Köpekbalıklarının bütün güçleri tükendiğinde kullandıkları ek bir enerji kaynakları vardır. Bununla avlanmak için son bir çaba sergilerler. İşte Bob Bergman da aslında insanoğlunda bedensel olarak bulunmayan bu son kaynağı zihninde buldu, kullandı ve etabı bitirdi. Evine dönerken bir amatör olarak katıldığı Dakar Rallisi’nin bitirme madalyasını götürmeyi de başardı. Bunu önce eşi Sharon’a, sonra da kendi içinde bulduğu o mucizevi güce borçlu.
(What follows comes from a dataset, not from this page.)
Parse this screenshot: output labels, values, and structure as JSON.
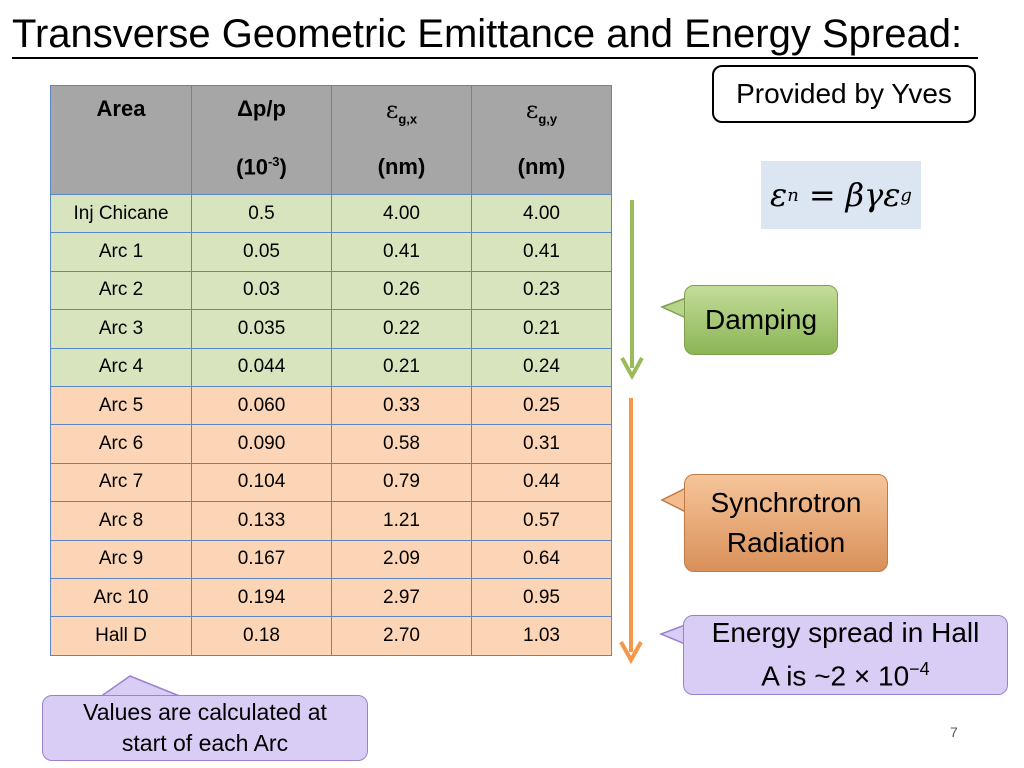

Yiannis, Michael ve Bob inanılmaz sporcular olabilir. Ama unutulmamalı ki hepsi hayata sıradan insanlar olarak başladılar. Belki hiç bitmeyecek gibi görünen antrenmanlar yaptılar. Sevdiklerinden uzakta kalarak şampiyonalara katıldılar, çocukluklarını ve gençliklerini bu uğurda harcadılar. Evet yetenekliydiler ama onları başarılı kılan yaptıkları işe odaklanmaktı bu. Hezimetler karşısında yılmamak, asla pes etmemek ve sonuna kadar dayanmaktı. Onlara zaferlere sadece bedenleriyle değil, bu mental dayanıklılıklarıyla ulaştılar.